What should my goal be?
In order to protect our communities and ecosystems, greenhouse gas emissions need to come down. In order to keep global warming to 1.5 oC, greenhouse gas emissions need to be cut in half by 2030 and reduced to net zero by 2050, according to the UN Intergovernmental Panel on Climate Change (IPCC) special report released in 2018.
How can I reduce my GHG emissions?
Choosing renewable energy on the road at and home, using energy efficiently, and making "lighter living" choices with food and consumption can all help reduce our greenhouse gas emissions.

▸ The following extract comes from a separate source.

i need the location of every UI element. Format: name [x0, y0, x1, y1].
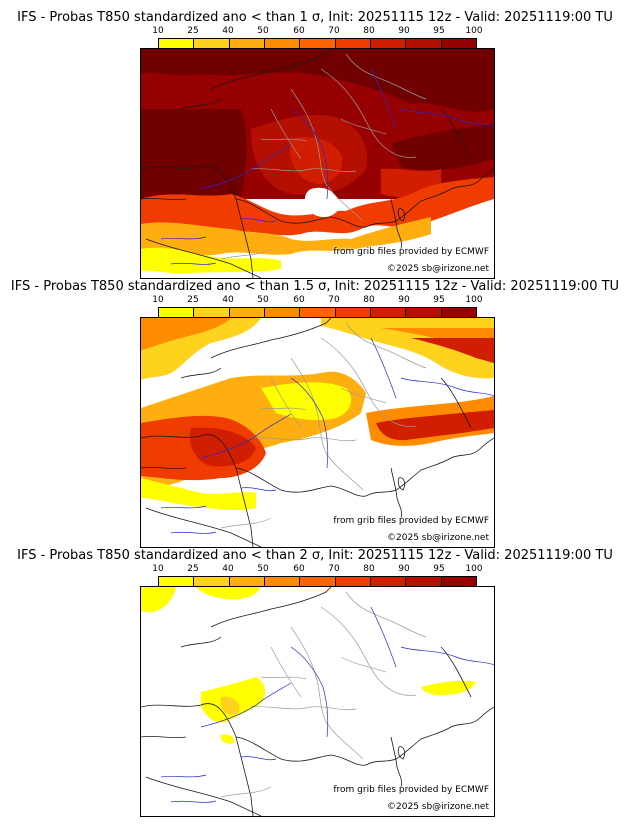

Visit the Programs and Rebates page and the Green at Home page for incentives and tips.
*About Your Results
This personal carbon calculator uses a combination of different methodologies.
Climate action is required from all levels – by individuals, by businesses and by governments. Your personal result on this page only include things that you have direct control over, including how you travel, energy use in your home, your food choices, and what you buy and throw away. The personal result does not include the impact of national and provincial services, like health care and military; as well as the emissions associated with creating community infrastructure like roads and buildings, which are included in the Saanich Consumption Based Emissions Inventory (CBEI).
The Food Consumption and Consumable Goods and Waste sections use a “consumption-based” emissions approach, which includes the energy used in production, processing, transportation, and disposal. Getting to zero in this tool is not possible, as your results by default include a low-carbon baseline diet (0.96 tCO2e).
The transportation and buildings sections look only at emissions from fossil fuel or electricity end use, not at the embodied carbon emissions associated with building roads, vehicles, and building materials like concrete, wood, and bricks. If embodied emissions were included, your personal transportation and building emissions would be bigger. Emissions factors for buildings and transportation are taken from the BC Best Practices Methodology for Quantifying Greenhouse Gas Emissions.
What's a "tCO2e"?
Short for "tonnes of carbon dioxide equivalent," tCO2e is a handy way of talking about all greenhouse gas emissions (e.g. carbon dioxide, methane, and refrigerants, etc.) together in the same measurement.